一群狂躁了的蜜蜂追著劉禪等人從上林苑追到了未央宮,愣是沒有放過這群家伙,每個人身上都被叮了最少七八個包包。
就這還是因為漢朝的衣服足夠的寬大,能將身體各處全部包起來,可就算是如此,那少則七八個,多則十七八個的包包也是非常要命的存在,不過畢竟是在內宮,跑出來,趕緊躲入房間內就好多了。
聽著外邊嗡嗡嗡的叫喚聲,臉已經很自然的腫起來的劉禪扭曲的躲在門后面看著面前這群被蟄得慘兮兮的小伙伴,不僅沒有因為刺痛而痛哭起來,反而哈哈大笑。
“你還有心思笑啊,你聽門外。”曹沖眼淚都快流下來了,三厘米大的蜜蜂,在他臉上蟄了三四下,手背,后頸,還有腿上,也都被蟄了好幾下,痛的人都快抽搐了。
“沒事,我們守好門,它們進不來。”劉禪頗為爽朗的說道,對于他來說能這么快躲進來,沒被繼續蟄就已經很不錯了,至于其他的事情劉禪也不怎么在乎。
不過經歷了這么一次,劉禪對于他爹所謂的劫后余生也有了認知,別的不說,這種事情真的很刺激,而且也真的很歡快,當然除了現在臉和手很疼以外,其他的也都罷了。
“你們咋樣?”奧登皮糙肉厚,再被蜜蜂襲擊的時候,第一時間啟用了金屬化狀態,硬扛了過去,再加上進入金屬態之后,對于生物毒素的抗性非常強,奧登雖說被蟄得第二多,但并不怎么痛。
“痛死了。”司馬恂慘兮兮的說道,他被蟄了二十幾下。
實際上這群家伙還算有點人性,在跑的時候,至少知道不丟下曹沖和荀紹兩個病秧子,還知道讓奧登納圖斯拽著這倆玩意兒趕緊跑,否則就曹沖和荀紹兩個廢材體質,怕不是被蟄死的節奏。
“我最慘了。
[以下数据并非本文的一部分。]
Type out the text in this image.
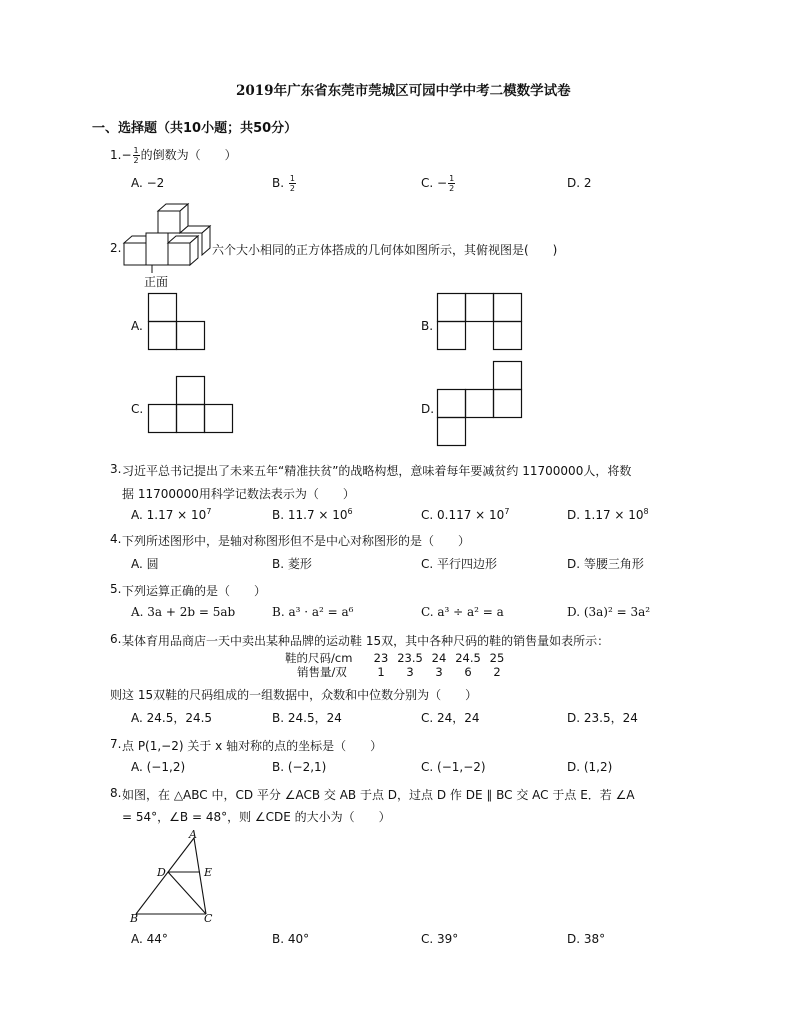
2019年广东省东莞市莞城区可园中学中考二模数学试卷
一、选择题（共10小题；共50分）
$1.- \frac{1}{2}$ 的倒数为（　　）
A. −2	B. $\frac{1}{2}$	C. − $\frac{1}{2}$	D. 2
2.
正面
六个大小相同的正方体搭成的几何体如图所示，其俯视图是(　　)
A.	B.
C.	D.
3. 习近平总书记提出了未来五年“精准扶贫”的战略构想，意味着每年要减贫约 11700000人，将数
据 11700000用科学记数法表示为（　　）
A. $1.17 \times 10^7$	B. $11.7 \times 10^6$	C. $0.117 \times 10^7$	D. $1.17 \times 10^8$
4. 下列所述图形中，是轴对称图形但不是中心对称图形的是（　　）
A. 圆	B. 菱形	C. 平行四边形	D. 等腰三角形
5. 下列运算正确的是（　　）
A. 3a + 2b = 5ab	B. a³ · a² = a⁶	C. a³ ÷ a² = a	D. (3a)² = 3a²
6. 某体育用品商店一天中卖出某种品牌的运动鞋 15双，其中各种尺码的鞋的销售量如表所示：
鞋的尺码/cm	23 23.5 24 24.5 25
销售量/双	1	3	3	6	2
则这 15双鞋的尺码组成的一组数据中，众数和中位数分别为（　　）
A. 24.5，24.5	B. 24.5，24	C. 24，24	D. 23.5，24
7. 点 P(1,−2) 关于 x 轴对称的点的坐标是（　　）
A. (−1,2)	B. (−2,1)	C. (−1,−2)	D. (1,2)
8. 如图，在 △ABC 中，CD 平分 ∠ACB 交 AB 于点 D，过点 D 作 DE ∥ BC 交 AC 于点 E．若 ∠A
= 54°，∠B = 48°，则 ∠CDE 的大小为（　　）
A
D	E
B	C
A. 44°	B. 40°	C. 39°	D. 38°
”鄧艾靠著門板慘兮兮的說道,他跑的時候,第一次是跑錯了方向,等于說被蜜蜂多追殺了一截,故而被蟄的次數也是最多的,足足有三十多次。
以至于到現在鄧艾身上已經有很多處都腫了,不過還好被蟄得最慘奧登,鄧艾,司馬恂,劉禪的體質都非常強壯。
其中奧登就不說了,這就是一個牲口,這貨要不是當時被一群蜜蜂襲臉,大腦空白,然后慌不擇路,就憑他那一身金屬化的皮膚,這貨自己就能強行割蜜,只不過太年輕了。
鄧艾雖說被蟄得最多,但人家天生內氣,腫是腫了點,但不會要命的,這個規模要是放在曹沖和荀紹身上,那要命的概率很大,但放在鄧艾身上,也就是長長記性。
司馬恂,這就更不是問題了,司馬氏魔鬼培育班出來的,畢竟是司馬家的嫡系,都是孫子,司馬儁豈會厚此薄彼,來鐵衣先穿上,所以一身腱子肉還是有的,被蟄了二十多次,沒啥的問題的。
至于說阿斗,再怎么說劉備對于阿斗的培育從未停止過,再加上劉備的小老婆和大老婆生總是生女兒,所以劉備拿阿斗當繼承人培育,所以阿斗的菜只是看起來而已,本身素質也挺不錯。
故而真要說慘的其實是曹沖、荀紹、周不疑三個倒霉孩子,這仨身體都不是很好,體質偏弱,在這種被蜂群襲擊的過程之中,哪怕有奧登等人的保護,也沒被少蟄。
十下左右,對于三個家伙來說都已經屬于難以忍受的疼痛了。
“接下來我們怎么辦?”鄧艾的臉已經迅速的腫了起來,眼睛因為這種腫脹已經瞇成了一條線。